The experiments showed that the students of a fluent instructor misjudged their level of learning. For the fluent and disfluent speakers, the actual levels of learning were comparable. Further, the experiment revealed that fluency does not significantly impact learners’ study. Studying draws patterns from a learner’s habits than from the instructor’s fluency. However, an instructor’s behavior may have a marginal impact on studying patterns. The limitation of this study was the subjective nature of eloquence, which interferes with accurate determinations. Further studies should relate fluency findings with objective factors in learning.
The research on how fluency affects students revealed that instructors have a significant influence on learners. The follow-up research will examine other instructor-related factors that affect student perceptions and performance. The study will examine how an instructor’s dressing style affects students’ concentration. The independent variable will be dressing, while the dependent variable will be students’ level of attentiveness. The research question is, how does an instructor’s dressing influence students’ attention?
The research would incorporate 40 undergraduate students. For the first experiment, 20 participants watch a 10-minute video clip of a lecturer dressed in formal clothing. After watching, the students would answer questions on what the speaker said at specific times during the video. In a second experiment, 20 participants would watch a 10-minute video of an instructor in casual clothes and afterward answer questions on what the speaker said at specific periods of the video. The responses would be on a scale of 0-5. The independent variable would be the dressing, while the dependent variable would be the student’s level of attentiveness and performance.

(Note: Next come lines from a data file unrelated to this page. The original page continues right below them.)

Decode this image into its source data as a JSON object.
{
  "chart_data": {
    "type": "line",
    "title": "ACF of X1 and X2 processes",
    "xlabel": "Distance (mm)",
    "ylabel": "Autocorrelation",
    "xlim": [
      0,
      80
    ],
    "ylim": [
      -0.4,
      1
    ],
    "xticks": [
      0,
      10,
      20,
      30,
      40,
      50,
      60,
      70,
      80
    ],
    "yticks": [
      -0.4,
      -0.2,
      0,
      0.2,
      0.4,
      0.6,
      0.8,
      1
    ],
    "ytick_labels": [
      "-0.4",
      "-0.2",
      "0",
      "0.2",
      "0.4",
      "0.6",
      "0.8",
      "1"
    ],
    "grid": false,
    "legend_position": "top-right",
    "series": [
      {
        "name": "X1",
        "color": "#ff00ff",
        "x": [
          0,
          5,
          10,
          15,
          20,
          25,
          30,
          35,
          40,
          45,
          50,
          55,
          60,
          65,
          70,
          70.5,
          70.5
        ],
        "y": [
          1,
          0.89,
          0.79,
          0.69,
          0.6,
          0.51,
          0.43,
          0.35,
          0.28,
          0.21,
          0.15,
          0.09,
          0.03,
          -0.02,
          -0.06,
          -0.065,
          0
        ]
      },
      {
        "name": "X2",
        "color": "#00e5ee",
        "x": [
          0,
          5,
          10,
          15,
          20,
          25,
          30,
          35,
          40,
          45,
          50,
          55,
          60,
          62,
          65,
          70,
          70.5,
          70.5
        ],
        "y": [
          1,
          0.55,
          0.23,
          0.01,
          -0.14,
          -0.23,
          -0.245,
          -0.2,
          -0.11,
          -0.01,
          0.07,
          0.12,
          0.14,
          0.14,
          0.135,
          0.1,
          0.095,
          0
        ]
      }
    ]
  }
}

The student who watched the formally dressed lecturer would record higher results in the evaluation questions than the students who viewed the casual instructor video. Figure 1 below illustrates the results.

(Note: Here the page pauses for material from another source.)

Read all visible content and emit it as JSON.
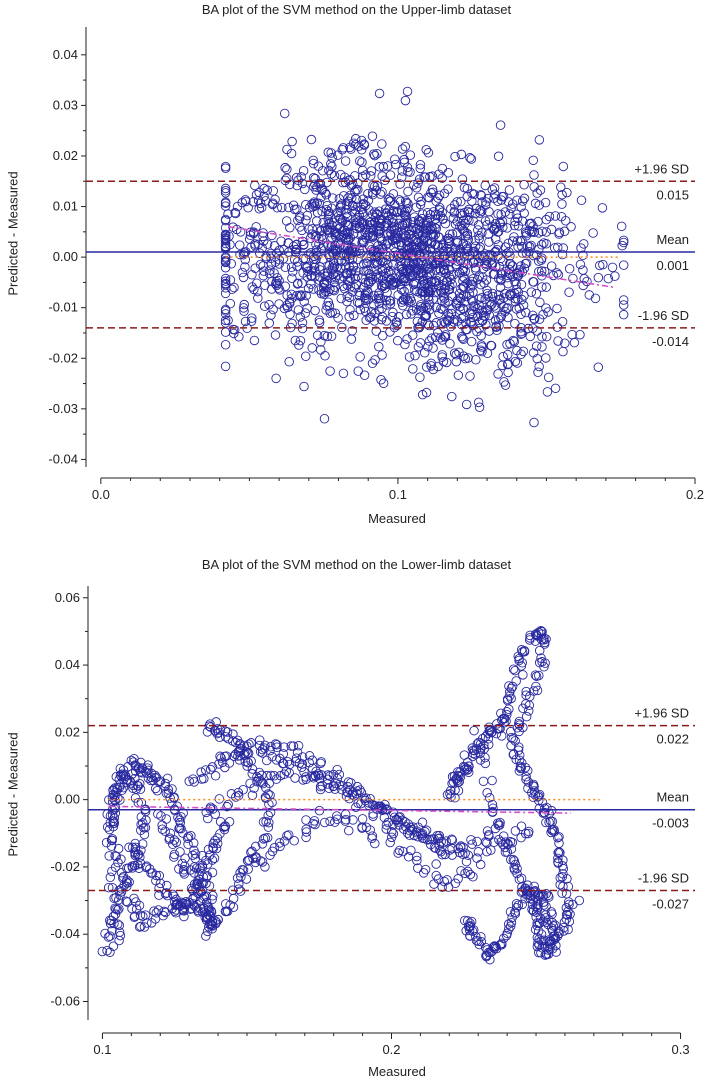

The students of the formally dressed instructor recorded high performance than those of the casually dressed speaker. Formal dressing presents an atmosphere of seriousness and focus compared to casual dressing that encourages relaxation and less focus. Therefore, whenever a lecturer wears formal clothing, they are likely to discourage care-free attitudes among students and instead build a professional and focused approach necessary for success. While students may be able to overlook the differences in dressing after a short period, the initial impressions linger in the mind of students and play a crucial role in the overall performance.
The study proved that instructor fluency causes students to overestimate their learning in comparison to the actual amount of information gathered. The follow-up experiment also reveals that the instructor’s dressing influences the performance of students. The type of dressing sets the tone for learning because the dressing is an expression of a person’s inner disposition. If an instructor dresses formally, he or she unconsciously reveals they are composed and focused as compared to a casual dressing that presents a relaxed, carefree attitude. Research in psychology seeks to explain behavior patterns by examining various triggers in different aspects of life and the environment.
Carpenter, S., & Olson, K. (2012). Are pictures good for learning new vocabulary in a foreign language? Only if you think they are not. Experimental Psychology Journal, 38(1), 92-101.
Carpenter, S., Wilford, M., Kornell, N., & Mullaney, K. (2013). Appearances can be deceiving: Instructor fluency increases perceptions of learning without increasing actual learning. Psychonomic Bulletin, 20(6), 1350-1356.